Modeling and monitoring low impact development (LID) practices at Calgary, Alberta

David Seeliger, Miao Yu and Joel Thompson, MPE Engineering, Calgary, AB, Canada, Natalya Sapova, Bert van Duin, City of Calgary, Calgary, AB, Canada and Myles Gray, Geosyntec, Portland, OR, USA


Low Impact Development (LID) that mimics pre-development hydrology and improves stormwater quality captures and treats stormwater runoff at or close to its source to mitigate the negative impacts of discharging stormwater from urban development. The City of Calgary is implementing LID practices as part of its commitment to protect the water quality in its watersheds and provide sustainable stormwater management solutions in cold and arid climate. The practices include bioretention, soil cells, permeable pavement, green roofs, and absorbent landscapes technologies.
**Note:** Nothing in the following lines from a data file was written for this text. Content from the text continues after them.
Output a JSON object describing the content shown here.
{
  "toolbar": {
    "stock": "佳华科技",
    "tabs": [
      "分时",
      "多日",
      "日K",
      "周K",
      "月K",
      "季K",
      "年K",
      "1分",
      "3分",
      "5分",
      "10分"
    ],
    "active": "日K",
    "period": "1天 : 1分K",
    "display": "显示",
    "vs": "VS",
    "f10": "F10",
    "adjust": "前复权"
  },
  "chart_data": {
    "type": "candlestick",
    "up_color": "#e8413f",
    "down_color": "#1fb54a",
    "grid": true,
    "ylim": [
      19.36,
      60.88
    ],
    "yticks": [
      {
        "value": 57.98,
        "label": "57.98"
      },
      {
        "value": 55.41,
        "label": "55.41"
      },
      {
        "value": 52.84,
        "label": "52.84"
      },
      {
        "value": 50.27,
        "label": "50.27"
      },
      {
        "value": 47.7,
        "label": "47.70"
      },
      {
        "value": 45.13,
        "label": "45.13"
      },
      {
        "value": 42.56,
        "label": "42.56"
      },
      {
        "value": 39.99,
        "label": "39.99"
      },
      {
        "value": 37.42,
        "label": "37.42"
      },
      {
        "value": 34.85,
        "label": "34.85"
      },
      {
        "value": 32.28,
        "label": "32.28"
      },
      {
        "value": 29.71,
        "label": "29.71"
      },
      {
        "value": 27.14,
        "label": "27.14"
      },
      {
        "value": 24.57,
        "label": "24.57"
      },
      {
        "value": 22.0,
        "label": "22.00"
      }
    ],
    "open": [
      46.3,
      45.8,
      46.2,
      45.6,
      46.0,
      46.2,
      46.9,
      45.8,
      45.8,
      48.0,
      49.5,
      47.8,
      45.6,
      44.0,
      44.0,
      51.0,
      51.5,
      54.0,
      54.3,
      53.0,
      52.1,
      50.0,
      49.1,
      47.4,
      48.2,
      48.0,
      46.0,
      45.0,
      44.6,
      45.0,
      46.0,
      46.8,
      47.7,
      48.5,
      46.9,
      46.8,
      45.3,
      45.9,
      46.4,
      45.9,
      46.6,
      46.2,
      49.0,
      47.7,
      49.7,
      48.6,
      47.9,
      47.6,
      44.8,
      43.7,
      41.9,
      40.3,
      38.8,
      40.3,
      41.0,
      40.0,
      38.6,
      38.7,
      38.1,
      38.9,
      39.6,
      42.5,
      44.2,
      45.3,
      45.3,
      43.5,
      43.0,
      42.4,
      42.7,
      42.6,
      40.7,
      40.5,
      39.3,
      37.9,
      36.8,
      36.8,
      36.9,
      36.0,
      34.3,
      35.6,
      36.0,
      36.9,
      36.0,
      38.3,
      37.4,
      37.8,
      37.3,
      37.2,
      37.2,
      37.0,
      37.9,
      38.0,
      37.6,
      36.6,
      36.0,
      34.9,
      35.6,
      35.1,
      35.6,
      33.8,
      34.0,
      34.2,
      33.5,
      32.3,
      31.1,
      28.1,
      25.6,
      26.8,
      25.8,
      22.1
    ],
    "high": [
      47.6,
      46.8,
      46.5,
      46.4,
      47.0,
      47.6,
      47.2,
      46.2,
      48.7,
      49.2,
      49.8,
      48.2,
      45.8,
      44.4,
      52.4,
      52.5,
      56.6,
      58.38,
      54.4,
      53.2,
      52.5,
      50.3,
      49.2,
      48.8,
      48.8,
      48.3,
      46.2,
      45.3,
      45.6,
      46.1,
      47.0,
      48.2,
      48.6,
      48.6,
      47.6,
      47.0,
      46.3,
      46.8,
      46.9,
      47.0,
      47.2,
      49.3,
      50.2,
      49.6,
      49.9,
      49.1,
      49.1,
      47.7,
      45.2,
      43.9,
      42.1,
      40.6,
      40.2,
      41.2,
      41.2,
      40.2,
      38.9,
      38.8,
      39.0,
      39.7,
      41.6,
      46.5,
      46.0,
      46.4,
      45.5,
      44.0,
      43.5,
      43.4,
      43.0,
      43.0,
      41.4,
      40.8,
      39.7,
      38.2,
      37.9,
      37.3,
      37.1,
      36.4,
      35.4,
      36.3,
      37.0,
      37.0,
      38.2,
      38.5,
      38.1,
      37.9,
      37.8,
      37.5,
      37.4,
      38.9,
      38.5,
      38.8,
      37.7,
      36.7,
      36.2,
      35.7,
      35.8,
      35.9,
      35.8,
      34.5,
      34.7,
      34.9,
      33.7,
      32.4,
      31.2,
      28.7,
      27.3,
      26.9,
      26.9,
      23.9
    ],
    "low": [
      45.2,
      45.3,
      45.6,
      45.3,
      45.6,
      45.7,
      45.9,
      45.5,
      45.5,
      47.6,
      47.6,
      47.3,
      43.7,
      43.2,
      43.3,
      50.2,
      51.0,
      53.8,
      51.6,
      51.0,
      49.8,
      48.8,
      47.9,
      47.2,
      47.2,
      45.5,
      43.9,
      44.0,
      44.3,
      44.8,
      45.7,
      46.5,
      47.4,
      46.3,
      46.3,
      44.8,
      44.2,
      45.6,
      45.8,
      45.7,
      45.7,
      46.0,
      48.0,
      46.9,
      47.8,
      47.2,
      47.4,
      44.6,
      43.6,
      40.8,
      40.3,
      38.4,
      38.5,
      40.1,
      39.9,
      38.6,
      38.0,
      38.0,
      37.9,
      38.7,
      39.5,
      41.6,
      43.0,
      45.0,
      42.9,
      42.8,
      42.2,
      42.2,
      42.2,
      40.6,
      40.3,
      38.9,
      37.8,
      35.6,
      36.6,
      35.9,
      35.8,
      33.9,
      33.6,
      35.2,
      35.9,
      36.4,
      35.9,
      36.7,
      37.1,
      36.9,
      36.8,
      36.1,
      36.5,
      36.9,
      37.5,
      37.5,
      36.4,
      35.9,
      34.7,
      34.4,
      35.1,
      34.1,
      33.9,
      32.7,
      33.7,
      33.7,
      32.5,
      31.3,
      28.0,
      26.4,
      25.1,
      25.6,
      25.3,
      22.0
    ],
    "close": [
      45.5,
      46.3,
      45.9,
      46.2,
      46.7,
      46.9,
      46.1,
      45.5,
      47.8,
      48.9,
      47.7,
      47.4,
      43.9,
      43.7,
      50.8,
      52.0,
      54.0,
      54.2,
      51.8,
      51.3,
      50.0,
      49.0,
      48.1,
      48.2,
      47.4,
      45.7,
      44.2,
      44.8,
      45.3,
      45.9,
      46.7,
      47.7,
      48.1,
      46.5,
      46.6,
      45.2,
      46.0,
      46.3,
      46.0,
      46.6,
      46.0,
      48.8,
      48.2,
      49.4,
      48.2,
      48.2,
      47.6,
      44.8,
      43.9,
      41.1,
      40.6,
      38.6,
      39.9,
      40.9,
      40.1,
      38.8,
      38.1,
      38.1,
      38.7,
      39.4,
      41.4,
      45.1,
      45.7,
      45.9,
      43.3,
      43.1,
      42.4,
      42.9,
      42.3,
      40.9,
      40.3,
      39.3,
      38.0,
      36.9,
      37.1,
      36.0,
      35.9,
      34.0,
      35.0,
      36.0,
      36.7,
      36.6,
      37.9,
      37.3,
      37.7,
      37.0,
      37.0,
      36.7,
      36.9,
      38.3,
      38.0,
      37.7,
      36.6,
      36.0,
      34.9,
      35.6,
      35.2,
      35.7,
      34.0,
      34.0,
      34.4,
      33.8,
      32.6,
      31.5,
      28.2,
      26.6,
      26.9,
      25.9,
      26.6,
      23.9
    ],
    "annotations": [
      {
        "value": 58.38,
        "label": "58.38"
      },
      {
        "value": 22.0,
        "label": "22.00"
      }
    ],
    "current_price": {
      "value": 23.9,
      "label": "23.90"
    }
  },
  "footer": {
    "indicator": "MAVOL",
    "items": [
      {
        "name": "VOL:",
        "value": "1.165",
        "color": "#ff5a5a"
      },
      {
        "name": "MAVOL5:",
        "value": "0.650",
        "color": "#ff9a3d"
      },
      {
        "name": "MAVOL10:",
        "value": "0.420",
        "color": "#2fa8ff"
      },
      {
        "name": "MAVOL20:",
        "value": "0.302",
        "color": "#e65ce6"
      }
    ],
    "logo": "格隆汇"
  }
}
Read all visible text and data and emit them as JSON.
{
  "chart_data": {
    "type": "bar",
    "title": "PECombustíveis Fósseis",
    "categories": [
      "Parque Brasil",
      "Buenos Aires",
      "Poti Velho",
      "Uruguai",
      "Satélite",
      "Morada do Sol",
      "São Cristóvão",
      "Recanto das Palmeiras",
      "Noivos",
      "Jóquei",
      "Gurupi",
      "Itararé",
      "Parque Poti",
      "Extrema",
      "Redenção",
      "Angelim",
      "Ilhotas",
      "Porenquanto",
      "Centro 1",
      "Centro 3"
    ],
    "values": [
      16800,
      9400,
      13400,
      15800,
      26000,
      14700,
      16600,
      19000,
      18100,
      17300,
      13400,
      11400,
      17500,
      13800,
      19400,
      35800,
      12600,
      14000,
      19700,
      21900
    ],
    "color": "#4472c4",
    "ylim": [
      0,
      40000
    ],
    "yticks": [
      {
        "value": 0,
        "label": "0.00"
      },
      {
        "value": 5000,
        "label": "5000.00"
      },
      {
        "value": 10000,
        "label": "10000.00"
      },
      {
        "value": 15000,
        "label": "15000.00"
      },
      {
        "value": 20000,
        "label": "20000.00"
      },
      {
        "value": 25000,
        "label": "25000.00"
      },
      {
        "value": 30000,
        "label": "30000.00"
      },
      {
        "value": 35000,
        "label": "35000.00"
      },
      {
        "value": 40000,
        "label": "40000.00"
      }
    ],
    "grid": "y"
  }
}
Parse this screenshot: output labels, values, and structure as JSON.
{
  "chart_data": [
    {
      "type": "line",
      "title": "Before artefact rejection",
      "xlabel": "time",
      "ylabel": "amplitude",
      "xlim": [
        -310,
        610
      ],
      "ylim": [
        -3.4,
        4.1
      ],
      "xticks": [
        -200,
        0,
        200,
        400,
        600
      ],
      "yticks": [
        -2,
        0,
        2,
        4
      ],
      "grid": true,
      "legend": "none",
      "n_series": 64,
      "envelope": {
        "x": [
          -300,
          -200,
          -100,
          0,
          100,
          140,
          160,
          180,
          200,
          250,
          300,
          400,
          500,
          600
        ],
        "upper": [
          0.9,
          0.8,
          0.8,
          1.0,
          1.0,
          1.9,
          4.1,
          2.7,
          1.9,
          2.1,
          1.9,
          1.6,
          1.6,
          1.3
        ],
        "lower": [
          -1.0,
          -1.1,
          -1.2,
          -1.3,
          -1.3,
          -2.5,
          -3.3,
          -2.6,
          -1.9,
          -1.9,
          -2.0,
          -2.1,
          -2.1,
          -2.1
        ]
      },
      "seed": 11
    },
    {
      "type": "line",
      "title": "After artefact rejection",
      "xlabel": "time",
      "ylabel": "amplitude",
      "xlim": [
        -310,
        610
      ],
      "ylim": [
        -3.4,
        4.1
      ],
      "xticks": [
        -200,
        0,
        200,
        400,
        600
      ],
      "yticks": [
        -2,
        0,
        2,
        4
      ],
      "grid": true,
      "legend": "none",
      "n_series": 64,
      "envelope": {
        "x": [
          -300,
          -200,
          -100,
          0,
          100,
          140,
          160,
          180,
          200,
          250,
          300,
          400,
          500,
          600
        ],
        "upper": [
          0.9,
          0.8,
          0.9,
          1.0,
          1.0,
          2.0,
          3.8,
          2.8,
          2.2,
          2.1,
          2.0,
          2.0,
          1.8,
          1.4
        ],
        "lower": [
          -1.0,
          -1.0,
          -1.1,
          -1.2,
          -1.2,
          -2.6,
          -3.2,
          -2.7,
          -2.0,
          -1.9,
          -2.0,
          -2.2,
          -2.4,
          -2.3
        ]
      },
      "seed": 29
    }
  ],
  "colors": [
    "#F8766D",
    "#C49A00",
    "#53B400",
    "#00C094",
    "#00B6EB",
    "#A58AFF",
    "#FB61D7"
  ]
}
A program that monitors individual practices has been developed and implemented to better understand how the LID practices function and perform in cold and arid conditions.

A biorentention pilot project was constructed in the summer of 2015 to treat stormwater runoff being generated from 0.2 ha arterial road. The design incorporated a pretreatment sump and a 100 m2 lined bioretention area planted with various willows species. It is being continuously monitored for inflow, outflow, ponded water level, growing media moisture levels and rainfall since June 2016.  During the summer season 10 storm events were sampled at the inlet and outlet for a range of water quality parameters.The volume, pollutants load reduction and hydraulic response was quantified for each storm event. The saturated hydraulic conductivity and composition of the growing media was measured. The monitoring results enable evaluation of specific model and design parameters.

A PCSWMM model was used to estimate water balance, water quality and hydraulic response bioretention pilot using a number of different modelling approaches with typical design and calibrated parameters. The model results were compared against the field measured performance and what would normally be applied in a bioretention design approach. The evaluation will help improve modelling and design procedures when using PCSWMM approaches. Monitoring and evaluation of the test area is continuing into the winter and 2017 season to obtain additional information related to nutrients removal and media infiltration.